Beyond perceived fairness, projects want to create FOMO (fear of missing out). That happens when a particular drop is highly hyped. Again, it's about public perception, not true demand (i.e. the true market clearing price).
"In addition to fairness issues, there are also the perennial arguments that products selling out and having long lines creates a perception of popularity and prestige, which makes the product seem even more attractive to others further down the line," Buterin explains. "Sure, in a rational actor model, high prices should have the same effect as long lines, but in reality long lines are much more visible than high price are. This is just as true for ICOs and NFTs as it is for restaurants."
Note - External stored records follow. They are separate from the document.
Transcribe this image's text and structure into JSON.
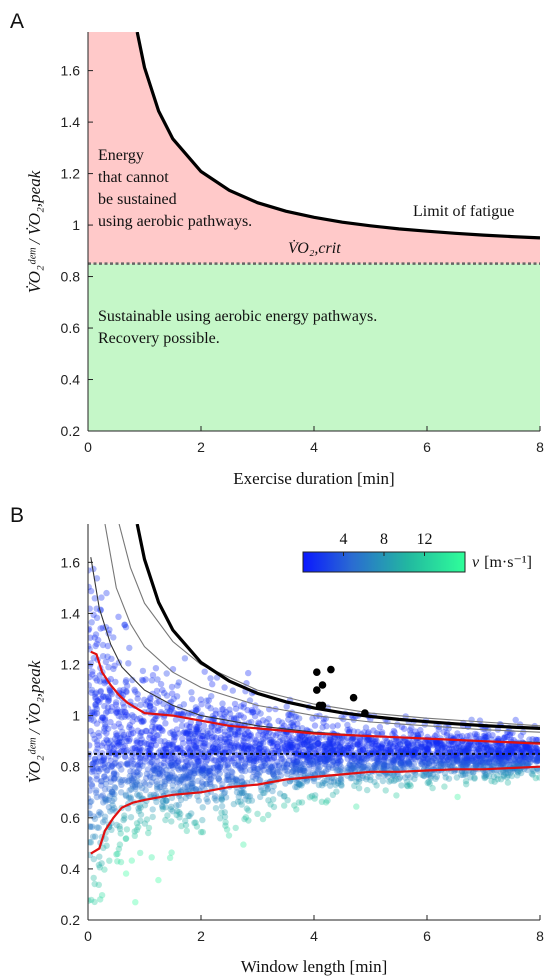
{
  "chart_data": [
    {
      "panel": "A",
      "type": "area",
      "xlabel": "Exercise duration [min]",
      "ylabel": "V̇O₂ᵈᵉᵐ / V̇O₂,peak",
      "xlim": [
        0,
        8
      ],
      "ylim": [
        0.2,
        1.75
      ],
      "xticks": [
        0,
        2,
        4,
        6,
        8
      ],
      "yticks": [
        0.2,
        0.4,
        0.6,
        0.8,
        1.0,
        1.2,
        1.4,
        1.6
      ],
      "ytick_labels": [
        "0.2",
        "0.4",
        "0.6",
        "0.8",
        "1",
        "1.2",
        "1.4",
        "1.6"
      ],
      "grid": false,
      "critical_level": 0.85,
      "critical_label": "V̇O₂,crit",
      "fatigue_limit": {
        "label": "Limit of fatigue",
        "x": [
          0.87,
          1,
          1.25,
          1.5,
          2,
          2.5,
          3,
          3.5,
          4,
          4.5,
          5,
          5.5,
          6,
          6.5,
          7,
          7.5,
          8
        ],
        "y": [
          1.75,
          1.612,
          1.443,
          1.335,
          1.208,
          1.135,
          1.087,
          1.054,
          1.03,
          1.011,
          0.997,
          0.985,
          0.976,
          0.968,
          0.961,
          0.955,
          0.95
        ]
      },
      "regions": [
        {
          "text": [
            "Energy",
            "that cannot",
            "be sustained",
            "using aerobic pathways."
          ],
          "color": "#ffc9c9"
        },
        {
          "text": [
            "Sustainable using aerobic energy pathways.",
            "Recovery possible."
          ],
          "color": "#c5f7c8"
        }
      ]
    },
    {
      "panel": "B",
      "type": "scatter",
      "xlabel": "Window length [min]",
      "ylabel": "V̇O₂ᵈᵉᵐ / V̇O₂,peak",
      "xlim": [
        0,
        8
      ],
      "ylim": [
        0.2,
        1.75
      ],
      "xticks": [
        0,
        2,
        4,
        6,
        8
      ],
      "yticks": [
        0.2,
        0.4,
        0.6,
        0.8,
        1.0,
        1.2,
        1.4,
        1.6
      ],
      "ytick_labels": [
        "0.2",
        "0.4",
        "0.6",
        "0.8",
        "1",
        "1.2",
        "1.4",
        "1.6"
      ],
      "grid": false,
      "critical_level": 0.85,
      "colorbar": {
        "variable": "v",
        "unit": "[m·s⁻¹]",
        "tick_values": [
          4,
          8,
          12
        ],
        "min": 0,
        "max": 16,
        "colors": [
          "#0a18ff",
          "#2a6bd2",
          "#22b8a0",
          "#2fff9a"
        ],
        "position": "top-right"
      },
      "fatigue_limit": {
        "x": [
          0.87,
          1,
          1.25,
          1.5,
          2,
          2.5,
          3,
          3.5,
          4,
          4.5,
          5,
          5.5,
          6,
          6.5,
          7,
          7.5,
          8
        ],
        "y": [
          1.75,
          1.612,
          1.443,
          1.335,
          1.208,
          1.135,
          1.087,
          1.054,
          1.03,
          1.011,
          0.997,
          0.985,
          0.976,
          0.968,
          0.961,
          0.955,
          0.95
        ]
      },
      "gray_curves": [
        {
          "x": [
            0.55,
            0.75,
            1,
            1.5,
            2,
            3,
            4,
            5,
            6,
            7,
            8
          ],
          "y": [
            1.75,
            1.58,
            1.44,
            1.29,
            1.2,
            1.1,
            1.045,
            1.01,
            0.99,
            0.975,
            0.96
          ]
        },
        {
          "x": [
            0.3,
            0.5,
            0.75,
            1,
            1.5,
            2,
            3,
            4,
            5,
            6,
            7,
            8
          ],
          "y": [
            1.75,
            1.5,
            1.36,
            1.27,
            1.17,
            1.11,
            1.04,
            1.0,
            0.975,
            0.96,
            0.945,
            0.935
          ]
        },
        {
          "x": [
            0.05,
            0.2,
            0.4,
            0.6,
            1,
            1.5,
            2,
            3,
            4,
            5,
            6,
            7,
            8
          ],
          "y": [
            1.62,
            1.42,
            1.28,
            1.19,
            1.1,
            1.04,
            1.0,
            0.96,
            0.935,
            0.92,
            0.91,
            0.9,
            0.895
          ]
        }
      ],
      "red_upper": {
        "x": [
          0.05,
          0.15,
          0.25,
          0.4,
          0.55,
          0.7,
          0.85,
          1,
          1.5,
          2,
          2.5,
          3,
          3.5,
          4,
          4.5,
          5,
          5.5,
          6,
          6.5,
          7,
          7.5,
          8
        ],
        "y": [
          1.25,
          1.24,
          1.17,
          1.12,
          1.08,
          1.05,
          1.03,
          1.01,
          1.0,
          0.98,
          0.96,
          0.95,
          0.94,
          0.93,
          0.925,
          0.92,
          0.915,
          0.91,
          0.905,
          0.9,
          0.895,
          0.89
        ]
      },
      "red_lower": {
        "x": [
          0.05,
          0.2,
          0.3,
          0.45,
          0.6,
          0.8,
          1,
          1.5,
          2,
          2.5,
          3,
          3.5,
          4,
          4.5,
          5,
          5.5,
          6,
          6.5,
          7,
          7.5,
          8
        ],
        "y": [
          0.46,
          0.48,
          0.55,
          0.6,
          0.64,
          0.66,
          0.67,
          0.69,
          0.7,
          0.72,
          0.73,
          0.75,
          0.76,
          0.77,
          0.78,
          0.78,
          0.785,
          0.79,
          0.79,
          0.795,
          0.8
        ]
      },
      "black_points": {
        "x": [
          4.05,
          4.05,
          4.1,
          4.15,
          4.15,
          4.3,
          4.7,
          4.9
        ],
        "y": [
          1.17,
          1.1,
          1.04,
          1.12,
          1.04,
          1.18,
          1.07,
          1.01
        ]
      }
    }
  ]
}
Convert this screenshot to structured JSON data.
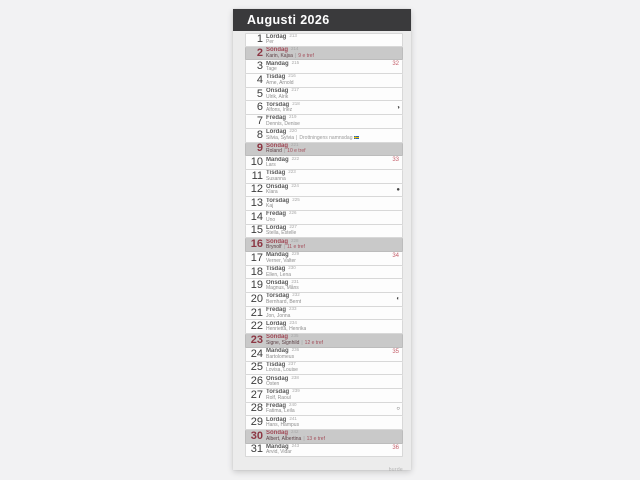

And finally, projects want their NFTs to increase in price post-launch. This creates a second wave of FOMO that can lead to high royalty fees (see Moonbirds) and ultimately keeps buyers happy.
"The most basic rule of community sentiment management is simple: you want prices to go up, not down," Buterin writes. "If community members are 'in the green,' they are happy. But if the price goes lower than what it was when the community members bought, leaving them at a net loss, they become unhappy and start calling you a scammer, and possibly creating a social media cascade leading to everyone else calling you a scammer."
Yuga Labs certainly achieved the goals Buterin highlights.
Calling Dutch auctions "bullsh*t" creates perceived fairness within the community. It paints Yuga Labs as the hero, even though the auction turns into a gas war, which also prices out poorer people.
By allowing people to mint two NFTs per wallet, Yuga Labs created long lines, or FOMO. If Yuga Labs would have sold Otherdeeds NFTs for 7 or 8 ETH, the gas war likely isn't as bad and the perception of demand decreases.
And due to that perception of demand, the floor price of Otherdeed for Otherside is currently three times as high as mint costs (the true market-clearing price). Even with gas prices taken into consideration, it is at least double the cost of mint.
Holders will forgive the gas war as long as Otherdeed for Otherside remains in the green.
Will Yuga Labs update its method for the next NFT land sale? Only time will tell.